Flynn’s supreme achievement at Cherry Hills was an intelligent, balanced routing that combined exciting holes on great land with solid holes across the flatter ground. His use of the creeks and the natural contours that were present on the virgin terrain is also outstanding. Although construction is fairly basic, the green shaping and general use of bunkering is quite sophisticated. The design itself is very subtle, with the firm greens angled to ensure that driving your ball into the correct part of the fairway is essential, particularly on the more undulating holes where out-of-position approach shots are fraught with danger.
Despite its modest length and the fact balls tend to travel farther at Denver altitudes, Cherry Hills has a tough reputation and continues to provide all players with a great test of golf. After a reasonably soft start, the first stern challenge is the pitch into the heavily bunkered 3rd green, followed soon after by another superb pitch shot over massive frontal traps on the par five 5th. In terms of difficulty, the layout steps up a gear from the super-hard par three 8th, protected by a deep trap and a tricky green with plenty of cunning breaks. The 9th then heads uphill along a narrow fairway that offers a huge reward to those able to drive long and straight, as it is crowned to kick anything not flighted precisely down into bogey areas. The downhill, right-to-left 10th is another beautiful par four demanding a cautious approach.
Next outstanding hole is the 14th, which is a brutal two-shotter turning hard left toward a nasty green squeezed between sand and a creek. Marking the start of a fine finishing stretch, it is followed by a tight par three that backs onto this same creek and another strong four cut diagonally by the hazard. Flat and seemingly straightforward, the 17th is then a shortish par five complicated by a low-set island green. The first two strokes here may be simple but the third can be nerve-racking, as the firm putting surface is set immediately beyond a lake that will catch anyone getting too cute with their pitch.

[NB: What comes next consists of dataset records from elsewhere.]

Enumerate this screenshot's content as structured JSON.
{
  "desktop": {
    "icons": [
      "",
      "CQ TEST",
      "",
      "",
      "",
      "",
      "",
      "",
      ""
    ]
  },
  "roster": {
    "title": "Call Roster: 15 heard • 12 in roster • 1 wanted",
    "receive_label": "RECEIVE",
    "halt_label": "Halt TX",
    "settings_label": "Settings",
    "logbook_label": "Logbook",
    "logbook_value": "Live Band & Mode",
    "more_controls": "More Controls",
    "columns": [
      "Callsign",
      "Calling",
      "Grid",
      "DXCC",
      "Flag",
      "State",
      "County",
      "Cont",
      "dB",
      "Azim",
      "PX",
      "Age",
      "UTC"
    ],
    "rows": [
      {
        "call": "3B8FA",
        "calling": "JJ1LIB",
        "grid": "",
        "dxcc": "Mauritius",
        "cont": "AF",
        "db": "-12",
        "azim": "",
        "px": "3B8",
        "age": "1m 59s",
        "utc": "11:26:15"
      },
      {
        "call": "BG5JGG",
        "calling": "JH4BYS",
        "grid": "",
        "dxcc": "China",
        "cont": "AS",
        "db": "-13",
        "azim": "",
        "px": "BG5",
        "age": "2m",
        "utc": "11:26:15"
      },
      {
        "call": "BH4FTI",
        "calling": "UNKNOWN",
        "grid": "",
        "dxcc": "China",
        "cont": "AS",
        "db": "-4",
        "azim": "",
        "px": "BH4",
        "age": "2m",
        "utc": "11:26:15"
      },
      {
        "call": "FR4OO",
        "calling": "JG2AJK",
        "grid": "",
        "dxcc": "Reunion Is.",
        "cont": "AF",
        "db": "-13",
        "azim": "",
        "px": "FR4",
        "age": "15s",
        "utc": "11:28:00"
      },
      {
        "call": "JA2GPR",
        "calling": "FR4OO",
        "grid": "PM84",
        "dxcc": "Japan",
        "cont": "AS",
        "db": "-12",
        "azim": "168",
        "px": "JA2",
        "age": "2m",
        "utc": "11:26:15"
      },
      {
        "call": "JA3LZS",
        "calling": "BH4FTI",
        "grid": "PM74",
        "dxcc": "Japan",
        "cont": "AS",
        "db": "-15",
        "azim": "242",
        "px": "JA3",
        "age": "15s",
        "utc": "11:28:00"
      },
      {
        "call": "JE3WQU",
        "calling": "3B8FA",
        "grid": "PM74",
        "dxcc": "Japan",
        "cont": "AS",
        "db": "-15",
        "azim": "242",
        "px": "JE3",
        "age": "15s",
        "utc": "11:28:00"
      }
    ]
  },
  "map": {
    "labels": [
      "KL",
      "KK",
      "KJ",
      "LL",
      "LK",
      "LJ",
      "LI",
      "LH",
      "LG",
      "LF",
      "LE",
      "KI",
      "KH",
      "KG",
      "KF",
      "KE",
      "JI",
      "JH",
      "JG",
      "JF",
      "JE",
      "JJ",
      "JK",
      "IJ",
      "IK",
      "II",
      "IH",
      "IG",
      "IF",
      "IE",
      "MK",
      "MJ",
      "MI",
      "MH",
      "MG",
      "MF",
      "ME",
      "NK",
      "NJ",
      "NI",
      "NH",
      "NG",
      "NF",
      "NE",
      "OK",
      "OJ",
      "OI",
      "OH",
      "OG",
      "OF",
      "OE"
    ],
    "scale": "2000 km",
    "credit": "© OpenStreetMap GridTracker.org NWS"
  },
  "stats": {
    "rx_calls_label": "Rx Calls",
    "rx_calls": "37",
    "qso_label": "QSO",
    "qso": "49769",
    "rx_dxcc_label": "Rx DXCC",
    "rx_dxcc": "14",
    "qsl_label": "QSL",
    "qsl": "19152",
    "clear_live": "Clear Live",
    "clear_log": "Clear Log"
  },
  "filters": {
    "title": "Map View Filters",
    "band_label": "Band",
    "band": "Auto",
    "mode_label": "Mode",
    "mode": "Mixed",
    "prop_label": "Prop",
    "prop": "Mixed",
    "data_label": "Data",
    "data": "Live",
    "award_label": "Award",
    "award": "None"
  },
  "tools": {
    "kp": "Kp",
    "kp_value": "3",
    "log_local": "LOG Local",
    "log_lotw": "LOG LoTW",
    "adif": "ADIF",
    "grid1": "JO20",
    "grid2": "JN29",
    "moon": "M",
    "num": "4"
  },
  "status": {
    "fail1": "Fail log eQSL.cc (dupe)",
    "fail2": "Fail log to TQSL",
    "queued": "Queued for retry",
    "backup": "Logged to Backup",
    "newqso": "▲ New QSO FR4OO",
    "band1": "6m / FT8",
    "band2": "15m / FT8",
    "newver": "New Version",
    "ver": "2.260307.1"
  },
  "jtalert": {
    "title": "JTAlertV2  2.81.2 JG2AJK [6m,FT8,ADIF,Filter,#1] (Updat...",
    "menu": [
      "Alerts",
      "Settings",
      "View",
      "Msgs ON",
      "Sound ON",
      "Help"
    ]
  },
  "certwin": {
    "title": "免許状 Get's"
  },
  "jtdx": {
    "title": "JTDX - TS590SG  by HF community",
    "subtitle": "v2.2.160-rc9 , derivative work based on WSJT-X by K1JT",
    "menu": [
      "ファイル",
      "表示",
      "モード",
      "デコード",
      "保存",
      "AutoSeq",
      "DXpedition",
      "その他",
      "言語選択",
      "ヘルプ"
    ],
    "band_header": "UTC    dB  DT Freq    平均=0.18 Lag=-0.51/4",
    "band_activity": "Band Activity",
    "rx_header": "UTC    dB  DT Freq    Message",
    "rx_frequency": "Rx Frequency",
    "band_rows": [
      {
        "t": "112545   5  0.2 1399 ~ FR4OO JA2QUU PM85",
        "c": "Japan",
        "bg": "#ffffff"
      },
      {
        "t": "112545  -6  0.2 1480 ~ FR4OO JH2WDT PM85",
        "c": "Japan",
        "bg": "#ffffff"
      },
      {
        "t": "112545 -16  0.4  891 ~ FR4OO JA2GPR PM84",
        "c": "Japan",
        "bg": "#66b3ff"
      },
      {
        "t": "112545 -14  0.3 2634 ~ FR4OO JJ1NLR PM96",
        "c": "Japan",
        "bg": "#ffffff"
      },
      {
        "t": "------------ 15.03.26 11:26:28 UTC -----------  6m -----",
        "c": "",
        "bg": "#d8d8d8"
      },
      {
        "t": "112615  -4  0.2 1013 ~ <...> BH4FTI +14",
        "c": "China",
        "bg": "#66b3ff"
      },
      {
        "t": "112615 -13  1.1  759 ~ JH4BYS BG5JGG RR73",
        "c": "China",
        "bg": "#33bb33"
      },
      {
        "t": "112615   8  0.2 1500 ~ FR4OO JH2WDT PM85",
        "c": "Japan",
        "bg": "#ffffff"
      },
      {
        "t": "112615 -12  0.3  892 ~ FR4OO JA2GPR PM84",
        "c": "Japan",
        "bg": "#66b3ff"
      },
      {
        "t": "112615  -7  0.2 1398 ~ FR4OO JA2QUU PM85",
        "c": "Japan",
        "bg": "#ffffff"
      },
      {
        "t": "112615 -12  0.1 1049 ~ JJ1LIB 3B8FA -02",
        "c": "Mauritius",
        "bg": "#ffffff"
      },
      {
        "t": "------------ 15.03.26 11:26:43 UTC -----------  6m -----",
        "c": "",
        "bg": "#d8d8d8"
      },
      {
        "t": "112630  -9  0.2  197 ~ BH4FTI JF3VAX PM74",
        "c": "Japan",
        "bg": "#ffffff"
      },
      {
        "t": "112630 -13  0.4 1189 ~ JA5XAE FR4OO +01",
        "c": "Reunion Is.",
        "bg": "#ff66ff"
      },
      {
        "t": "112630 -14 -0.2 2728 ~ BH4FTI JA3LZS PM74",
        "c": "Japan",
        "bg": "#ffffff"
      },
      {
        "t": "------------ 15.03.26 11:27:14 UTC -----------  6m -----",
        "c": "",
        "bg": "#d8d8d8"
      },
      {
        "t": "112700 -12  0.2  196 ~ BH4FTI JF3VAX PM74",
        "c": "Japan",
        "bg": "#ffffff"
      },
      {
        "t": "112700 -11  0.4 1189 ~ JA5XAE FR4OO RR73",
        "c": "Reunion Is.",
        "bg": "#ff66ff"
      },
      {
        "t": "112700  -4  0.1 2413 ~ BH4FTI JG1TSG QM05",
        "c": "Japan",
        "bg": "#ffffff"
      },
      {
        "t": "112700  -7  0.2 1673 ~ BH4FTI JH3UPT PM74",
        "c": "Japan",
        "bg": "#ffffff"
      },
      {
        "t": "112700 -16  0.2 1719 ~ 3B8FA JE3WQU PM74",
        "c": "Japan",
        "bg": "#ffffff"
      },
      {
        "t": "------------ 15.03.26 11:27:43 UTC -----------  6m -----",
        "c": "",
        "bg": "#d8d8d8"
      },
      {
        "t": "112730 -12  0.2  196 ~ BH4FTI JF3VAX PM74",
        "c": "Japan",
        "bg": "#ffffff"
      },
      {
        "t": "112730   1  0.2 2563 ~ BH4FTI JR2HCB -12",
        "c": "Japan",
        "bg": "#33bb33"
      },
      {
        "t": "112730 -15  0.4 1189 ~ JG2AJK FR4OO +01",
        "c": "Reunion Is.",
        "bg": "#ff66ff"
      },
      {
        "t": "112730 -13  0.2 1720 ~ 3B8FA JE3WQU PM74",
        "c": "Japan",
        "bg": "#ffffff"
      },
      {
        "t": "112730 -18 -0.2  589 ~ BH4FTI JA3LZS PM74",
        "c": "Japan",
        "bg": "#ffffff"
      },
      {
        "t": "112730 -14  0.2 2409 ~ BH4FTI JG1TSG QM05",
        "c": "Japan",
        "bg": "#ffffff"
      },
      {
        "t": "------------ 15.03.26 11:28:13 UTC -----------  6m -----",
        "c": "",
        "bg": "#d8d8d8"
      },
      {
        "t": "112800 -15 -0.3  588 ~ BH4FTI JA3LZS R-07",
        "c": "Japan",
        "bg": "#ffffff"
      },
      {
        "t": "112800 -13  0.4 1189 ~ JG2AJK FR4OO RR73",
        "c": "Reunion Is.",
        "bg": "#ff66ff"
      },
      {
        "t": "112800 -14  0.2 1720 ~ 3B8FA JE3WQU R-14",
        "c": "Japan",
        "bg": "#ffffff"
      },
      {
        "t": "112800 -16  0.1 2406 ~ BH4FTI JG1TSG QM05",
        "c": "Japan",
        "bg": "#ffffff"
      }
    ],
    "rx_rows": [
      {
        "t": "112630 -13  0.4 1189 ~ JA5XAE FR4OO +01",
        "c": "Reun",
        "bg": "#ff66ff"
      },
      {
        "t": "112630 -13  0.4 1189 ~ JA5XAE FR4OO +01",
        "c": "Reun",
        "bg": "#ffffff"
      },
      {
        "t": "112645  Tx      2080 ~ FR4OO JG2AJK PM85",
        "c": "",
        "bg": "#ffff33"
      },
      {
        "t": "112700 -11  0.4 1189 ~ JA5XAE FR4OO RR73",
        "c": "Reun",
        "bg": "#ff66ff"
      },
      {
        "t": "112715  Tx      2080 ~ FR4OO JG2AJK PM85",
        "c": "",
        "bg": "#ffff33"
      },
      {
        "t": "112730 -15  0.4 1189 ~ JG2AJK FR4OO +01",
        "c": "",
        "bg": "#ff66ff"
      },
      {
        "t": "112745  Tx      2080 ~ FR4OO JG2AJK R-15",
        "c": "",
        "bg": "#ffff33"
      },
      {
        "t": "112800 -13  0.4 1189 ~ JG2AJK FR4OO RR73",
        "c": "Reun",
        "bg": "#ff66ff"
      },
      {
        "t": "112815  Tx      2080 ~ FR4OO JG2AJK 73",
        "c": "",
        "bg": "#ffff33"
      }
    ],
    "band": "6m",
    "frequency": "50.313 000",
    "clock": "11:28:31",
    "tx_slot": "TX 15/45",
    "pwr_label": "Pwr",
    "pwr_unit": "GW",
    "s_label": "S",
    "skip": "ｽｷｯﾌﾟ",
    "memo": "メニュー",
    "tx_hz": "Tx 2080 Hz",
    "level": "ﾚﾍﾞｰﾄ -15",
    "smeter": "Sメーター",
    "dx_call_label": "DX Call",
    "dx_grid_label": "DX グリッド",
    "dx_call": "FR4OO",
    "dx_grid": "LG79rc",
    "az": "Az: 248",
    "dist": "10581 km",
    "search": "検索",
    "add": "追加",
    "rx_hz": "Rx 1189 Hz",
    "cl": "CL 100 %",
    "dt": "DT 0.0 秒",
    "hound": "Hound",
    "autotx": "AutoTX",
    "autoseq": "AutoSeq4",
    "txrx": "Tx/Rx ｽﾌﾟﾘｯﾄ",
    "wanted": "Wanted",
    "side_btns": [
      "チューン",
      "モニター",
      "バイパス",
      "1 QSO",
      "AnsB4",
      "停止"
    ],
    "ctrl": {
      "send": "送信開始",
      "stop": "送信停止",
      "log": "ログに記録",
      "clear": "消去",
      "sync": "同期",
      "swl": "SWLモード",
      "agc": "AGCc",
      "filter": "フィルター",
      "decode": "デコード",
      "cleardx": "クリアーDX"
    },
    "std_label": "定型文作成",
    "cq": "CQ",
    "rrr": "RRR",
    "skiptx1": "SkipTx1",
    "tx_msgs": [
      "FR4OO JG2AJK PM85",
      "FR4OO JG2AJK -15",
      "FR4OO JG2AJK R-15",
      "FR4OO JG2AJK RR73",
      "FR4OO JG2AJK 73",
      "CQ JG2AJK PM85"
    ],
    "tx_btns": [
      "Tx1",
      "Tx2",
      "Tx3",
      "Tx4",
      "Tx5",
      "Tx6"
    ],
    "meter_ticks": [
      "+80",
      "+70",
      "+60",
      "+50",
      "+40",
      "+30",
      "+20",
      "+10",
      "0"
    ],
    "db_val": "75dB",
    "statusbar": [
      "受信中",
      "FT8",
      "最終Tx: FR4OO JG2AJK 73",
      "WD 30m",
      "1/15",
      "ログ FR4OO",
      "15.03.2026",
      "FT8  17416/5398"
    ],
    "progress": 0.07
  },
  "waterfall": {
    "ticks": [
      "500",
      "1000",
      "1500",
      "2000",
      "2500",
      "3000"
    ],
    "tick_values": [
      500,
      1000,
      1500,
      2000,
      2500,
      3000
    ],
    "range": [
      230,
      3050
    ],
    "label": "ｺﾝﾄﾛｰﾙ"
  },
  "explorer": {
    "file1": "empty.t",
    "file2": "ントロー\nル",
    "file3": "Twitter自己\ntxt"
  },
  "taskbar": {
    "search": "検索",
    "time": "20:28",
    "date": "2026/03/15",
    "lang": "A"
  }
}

Ending the round is a stirring cape-style finishing hole, heading uphill along this same lake and into the most severe green on the course. Hitting away from the water not only leaves an awkward side-hill stance but a horrible angle across a deep bunker and into a target sloping cruelly away.
The measure of Cherry Hills is how solid its unspectacular holes are, and the fact that the continued tweaking and lengthening of the course has failed to adversely affect the character of the original Flynn design. Best remembered for Arnold Palmer’s barnstorming final round charge to the 1960 US Open title, this storied course is not an obvious American classic but its subtleties have helped the layout remain relevant and continue to provide golfers with a terrific examination of their game.